Irish (in America) Smugness

After we returned to the U.S. in '97, several activities kept me alive. Set dancing at the Burren Pub in Somerville, MA on Monday nights was one. I had no background in dancing of any kind, but Irish associations of the music and the setting, and of course the presence of many Irish in the place, as well as the sheer physicality of dancing, allowed me emotional release from the anxiety of return.

After the 8-10pm lessons were over we would all move out to the front of the pub where a session picked up at 10pm. Even if the front room were crowded our instructor, Ger, would organize a set there near the gently amplified session, and I like other realtive newcomers hoped to be deigned worthy to join a few of the long-time dance regulars in the Plain or the Sliabh Lucra set. It helped a bit to be a guy, because most of the pros were women. It helped to have a bit of coordination. A personality didn't hurt either. I knew I qualified on the first two! An extra hour of dancing was worth the trepidation of so subtly not being chosen, and the chance to whirl through the midst of a crush of bodies--even especially the violent career into and through the drinkers--we were subversives, dancing aloud amid the cool and the drunk--left me exhausted, which was a good state to be in after an extended pent up anxiety.

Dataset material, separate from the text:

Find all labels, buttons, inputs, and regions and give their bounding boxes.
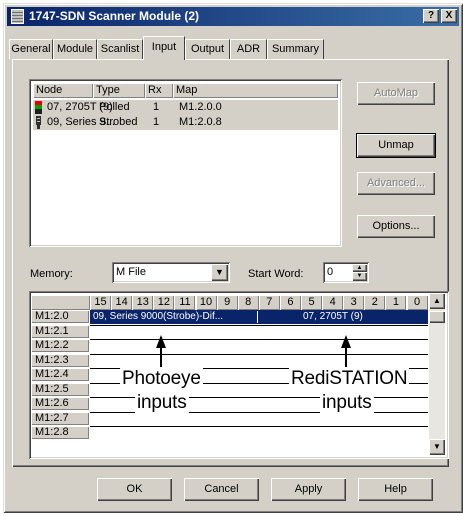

One particular night I was dancing with my partner in the front room, and a surly Irish guy in the room was giving an increasing amount of agro as the set dancers upset his space. On one gallop through I heard him make a Yank comment, because he assumed most the dancers were Yanks. He disliked the dancing, but he enjoyed disliking it so he could slag Americans. At that moment I unleashed a stream of anti-Irish invective to my partner I didn't know was in me until that moment.

"I got enough of that "stupid Yank" nonsense in Ireland where I had to put up
with it, but I'll be damned if I take any here in Boston from a fucking
immigrant."

Some Irish enjoy a certain smugness in regard to the t'ickness of Americans, and some continue to enjoy it here in this country. For all that Americans indulge in annoying blarneyed stereotypes, so do Irish. The Irish defense of their "Irishness" involves easy assumptions of those darn "Irish" Americans, and they--the Irish, some--practice the generalization that every Irish American is guilty of the same ignorance.

There weren't any "stupid Yanks" in that dance set. Most were Irish or first gen. with strong, real ties to Ireland. But more importantly, none of them were practicing plastic paddyhood and "wannabe" endeavors, and none were bad dancers on account of their "non-Irishness." They just liked to dance. None of them, including me, would appreciate having to defend their interests or their Irishness. All of them, however, would undertsand the issue.